The goal is to find a way to combine diverse types of data and use that information to anticipate social unrest events — such as strikes, riots, civil wars, coups, revolts or revolutions — in 19 strategically selected countries in Asia and Africa.
“Receiving this grant was a long process with multi-step reviews, and took almost one and a half years,” said Joshi about the collaborative effort with University of Nebraska-Lincoln (UNL). “It is an honor to finally receive the grant from the NGA. I am privileged to have the support of my department and school at The Citadel, as well as the faculty and students at UNL.”

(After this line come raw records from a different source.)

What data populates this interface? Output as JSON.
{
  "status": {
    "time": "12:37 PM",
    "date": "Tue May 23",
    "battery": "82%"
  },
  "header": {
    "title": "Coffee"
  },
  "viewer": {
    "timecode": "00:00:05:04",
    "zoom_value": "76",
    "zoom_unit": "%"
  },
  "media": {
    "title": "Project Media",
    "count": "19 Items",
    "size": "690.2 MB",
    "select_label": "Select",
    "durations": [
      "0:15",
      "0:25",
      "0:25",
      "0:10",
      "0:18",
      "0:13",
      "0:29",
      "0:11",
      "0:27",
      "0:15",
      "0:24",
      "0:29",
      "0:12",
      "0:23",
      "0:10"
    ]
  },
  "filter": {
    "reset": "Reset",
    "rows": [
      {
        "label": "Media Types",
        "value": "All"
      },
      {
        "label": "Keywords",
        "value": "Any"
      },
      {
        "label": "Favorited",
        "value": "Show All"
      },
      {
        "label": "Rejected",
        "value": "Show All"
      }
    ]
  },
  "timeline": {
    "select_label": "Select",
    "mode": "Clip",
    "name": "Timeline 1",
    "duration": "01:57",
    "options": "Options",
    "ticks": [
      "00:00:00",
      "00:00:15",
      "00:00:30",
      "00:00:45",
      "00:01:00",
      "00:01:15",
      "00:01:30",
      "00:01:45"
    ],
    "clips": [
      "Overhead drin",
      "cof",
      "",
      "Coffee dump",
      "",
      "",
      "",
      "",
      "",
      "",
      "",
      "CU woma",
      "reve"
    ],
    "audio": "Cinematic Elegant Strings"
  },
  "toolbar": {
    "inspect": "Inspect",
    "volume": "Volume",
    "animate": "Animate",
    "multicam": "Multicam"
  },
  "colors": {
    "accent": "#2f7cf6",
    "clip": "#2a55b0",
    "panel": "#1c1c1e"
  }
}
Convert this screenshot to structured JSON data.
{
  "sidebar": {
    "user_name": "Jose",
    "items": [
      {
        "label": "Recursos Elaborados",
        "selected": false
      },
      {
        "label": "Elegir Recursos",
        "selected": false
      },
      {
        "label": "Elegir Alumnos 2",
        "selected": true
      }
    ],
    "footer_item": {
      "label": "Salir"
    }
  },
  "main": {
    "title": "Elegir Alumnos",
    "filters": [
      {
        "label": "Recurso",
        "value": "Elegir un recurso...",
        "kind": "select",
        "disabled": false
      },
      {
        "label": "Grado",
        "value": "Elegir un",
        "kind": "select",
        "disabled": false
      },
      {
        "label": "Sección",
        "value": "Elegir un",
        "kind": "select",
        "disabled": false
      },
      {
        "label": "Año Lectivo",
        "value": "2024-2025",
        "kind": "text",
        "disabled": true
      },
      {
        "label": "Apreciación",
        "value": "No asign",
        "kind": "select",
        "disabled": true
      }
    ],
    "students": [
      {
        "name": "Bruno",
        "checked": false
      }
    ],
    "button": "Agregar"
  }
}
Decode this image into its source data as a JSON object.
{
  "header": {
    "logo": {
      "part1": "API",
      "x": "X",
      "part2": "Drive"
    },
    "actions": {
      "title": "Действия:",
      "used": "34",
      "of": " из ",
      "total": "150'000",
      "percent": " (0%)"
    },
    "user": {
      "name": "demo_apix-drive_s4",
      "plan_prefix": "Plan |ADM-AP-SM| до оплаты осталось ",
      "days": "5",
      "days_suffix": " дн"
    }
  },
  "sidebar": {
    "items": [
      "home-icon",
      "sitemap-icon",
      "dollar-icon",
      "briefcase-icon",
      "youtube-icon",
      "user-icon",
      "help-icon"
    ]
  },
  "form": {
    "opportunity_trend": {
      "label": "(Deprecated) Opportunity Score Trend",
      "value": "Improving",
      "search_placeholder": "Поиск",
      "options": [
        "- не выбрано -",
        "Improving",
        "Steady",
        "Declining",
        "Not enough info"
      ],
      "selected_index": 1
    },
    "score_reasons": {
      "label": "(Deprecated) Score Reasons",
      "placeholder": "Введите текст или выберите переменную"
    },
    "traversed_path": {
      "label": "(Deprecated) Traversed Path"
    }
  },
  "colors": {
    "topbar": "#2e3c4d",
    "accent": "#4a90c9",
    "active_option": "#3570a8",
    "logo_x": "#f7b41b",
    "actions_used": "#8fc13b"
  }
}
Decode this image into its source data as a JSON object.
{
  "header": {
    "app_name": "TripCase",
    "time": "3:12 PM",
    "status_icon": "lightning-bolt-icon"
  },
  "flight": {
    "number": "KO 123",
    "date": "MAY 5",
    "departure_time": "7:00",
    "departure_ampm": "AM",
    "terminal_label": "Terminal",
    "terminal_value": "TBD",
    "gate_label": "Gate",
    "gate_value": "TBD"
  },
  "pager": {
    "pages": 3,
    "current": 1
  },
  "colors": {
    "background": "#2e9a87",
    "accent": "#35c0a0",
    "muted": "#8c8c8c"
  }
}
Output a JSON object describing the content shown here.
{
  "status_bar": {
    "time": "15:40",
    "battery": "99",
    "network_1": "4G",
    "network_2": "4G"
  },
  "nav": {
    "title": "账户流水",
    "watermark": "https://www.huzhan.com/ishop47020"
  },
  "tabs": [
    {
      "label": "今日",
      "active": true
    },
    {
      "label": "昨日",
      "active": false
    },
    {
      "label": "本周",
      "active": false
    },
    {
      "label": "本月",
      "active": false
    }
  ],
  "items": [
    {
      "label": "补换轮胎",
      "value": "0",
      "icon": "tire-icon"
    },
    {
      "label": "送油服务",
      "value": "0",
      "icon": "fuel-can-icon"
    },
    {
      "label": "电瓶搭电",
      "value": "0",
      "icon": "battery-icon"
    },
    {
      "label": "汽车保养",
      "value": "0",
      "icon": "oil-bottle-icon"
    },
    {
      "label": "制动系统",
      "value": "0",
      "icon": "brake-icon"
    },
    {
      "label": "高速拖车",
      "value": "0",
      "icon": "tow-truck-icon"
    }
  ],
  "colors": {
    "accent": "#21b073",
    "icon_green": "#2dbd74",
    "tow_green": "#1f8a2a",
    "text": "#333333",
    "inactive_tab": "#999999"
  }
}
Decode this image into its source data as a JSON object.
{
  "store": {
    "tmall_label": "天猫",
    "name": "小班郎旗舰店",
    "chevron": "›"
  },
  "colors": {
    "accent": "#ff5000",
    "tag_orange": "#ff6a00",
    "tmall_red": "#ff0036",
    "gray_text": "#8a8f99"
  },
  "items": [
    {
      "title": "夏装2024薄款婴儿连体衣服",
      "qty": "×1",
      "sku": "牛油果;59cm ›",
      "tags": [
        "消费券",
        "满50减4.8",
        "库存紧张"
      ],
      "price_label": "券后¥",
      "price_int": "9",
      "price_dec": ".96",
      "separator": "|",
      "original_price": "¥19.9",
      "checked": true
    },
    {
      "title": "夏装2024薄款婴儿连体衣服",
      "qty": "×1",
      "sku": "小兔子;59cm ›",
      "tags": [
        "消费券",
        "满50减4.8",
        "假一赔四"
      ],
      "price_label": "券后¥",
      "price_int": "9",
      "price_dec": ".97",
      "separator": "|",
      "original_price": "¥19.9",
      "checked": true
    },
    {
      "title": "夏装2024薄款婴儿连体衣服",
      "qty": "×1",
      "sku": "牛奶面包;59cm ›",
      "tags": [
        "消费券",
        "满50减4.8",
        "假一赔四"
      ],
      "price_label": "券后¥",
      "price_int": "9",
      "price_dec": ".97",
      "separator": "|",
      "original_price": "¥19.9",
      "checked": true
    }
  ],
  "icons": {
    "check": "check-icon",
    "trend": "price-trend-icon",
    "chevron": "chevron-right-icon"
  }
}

Four to six cadets will work on the research with Joshi. There will also be three Ph.D. students who will work on this grant from UNL. Undergraduate and graduate researchers will focus on data curation, filtering, and mining, agent-based modeling, and social science research to build statistical models. Additionally, Caroline Strobbe, Ph.D., from The Citadel, will provide expertise in French and Ghazi Abuhakema, Ph.D., from the College of Charleston, will provide expertise in Arabic.
Joshi and her team will spend the next five years working to integrate model-driven and data-driven frameworks to improve the understanding of the dynamics of social unrest and also to potentially help anticipate its onset.
This is the second grant the NGA has awarded to Joshi. The first, for nearly $300,000, helped create the building blocks that will be used for her current project, like developing a social science-based model to identify long-term factors for social unrest, as well as developing a map-based visualizer called SURGE, short for Social Unrest Reconnaissance GazEtteer. The map is a work in progress, and new features will be added as more research is completed. Joshi also plans to add a feature that allows users to work with what-if scenarios.
The NGA is a combat support agency under the Department of Defense that delivers intelligence used by policymakers, warfighters, intelligence professionals and first responders.
Both of Joshi’s grants have been funded through the NGA University Research Initiatives Program, which supports research in geospatial intelligence disciplines at U.S. colleges and universities.